In this world you will have trouble, Jesus said to His disciples (John 16:33). It’s a promise as certain as God’s love, even if it has a very different effect. Ananias, dialoguing with the Lord, learned that the newly converted Saul was about to undergo his own initiation. I will show him how much he must suffer, says the Lord (Acts 9:16), referring to a man who would go on to experience jail, chronic illness, poverty, shipwreck.
And trouble is not just for the famous; it enters every believer’s life at one time or another. Peter has been saying this already in his first epistle, and he returns to the theme again as the letter winds down. But now he has the audacity to say,
Dear friends–do not be surprised at the painful trial you are going through… (1 Peter 4:12)
Don’t be surprised, as in: this is as typical as October snow in Montana, as routine as sales tax. Peter–like Jesus–does not trivialize suffering, and he certainly does not seek it. But when trouble comes, he faces it with courage rather than alarm or anxiety.

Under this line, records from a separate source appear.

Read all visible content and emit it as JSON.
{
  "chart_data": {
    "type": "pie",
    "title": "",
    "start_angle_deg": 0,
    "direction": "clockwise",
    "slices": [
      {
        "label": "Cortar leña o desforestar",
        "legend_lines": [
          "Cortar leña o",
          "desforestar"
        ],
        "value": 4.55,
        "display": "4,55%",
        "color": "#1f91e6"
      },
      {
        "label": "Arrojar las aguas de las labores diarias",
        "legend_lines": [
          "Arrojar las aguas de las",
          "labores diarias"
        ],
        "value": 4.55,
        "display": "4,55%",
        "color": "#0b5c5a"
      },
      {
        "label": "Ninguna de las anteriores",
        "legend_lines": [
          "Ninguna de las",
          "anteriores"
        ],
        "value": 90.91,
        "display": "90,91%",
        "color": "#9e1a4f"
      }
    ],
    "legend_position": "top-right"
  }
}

How to keep from being rocked ? Peter offers two thoughts. First, those who suffer are in good company, since Jesus also faced great difficulties. In ways we do not fully understand, we are able to participate in the sufferings of Christ and this, in Peter’s estimation, is cause for rejoicing.
Second, troubles indicate Spirit’s presence (4:14), which is no small thing. Spirit accompanies all who follow Jesus, but Peter’s specific mention suggests that it’s possible to forget this. He may also be remembering Jesus’ counsel, when the Lord talked about the inevitability of trouble, and the certainty of Spirit’s proximity.
In the year/month/week/day/hour ahead, what’s on its way to meet us? When we think it through, we can form realistic expectations; when we ground ourselves in the reality of God’s care and strength, we will find ourselves able to cope. And whether it sidles up slyly or slams into us head-on, we need not be surprised.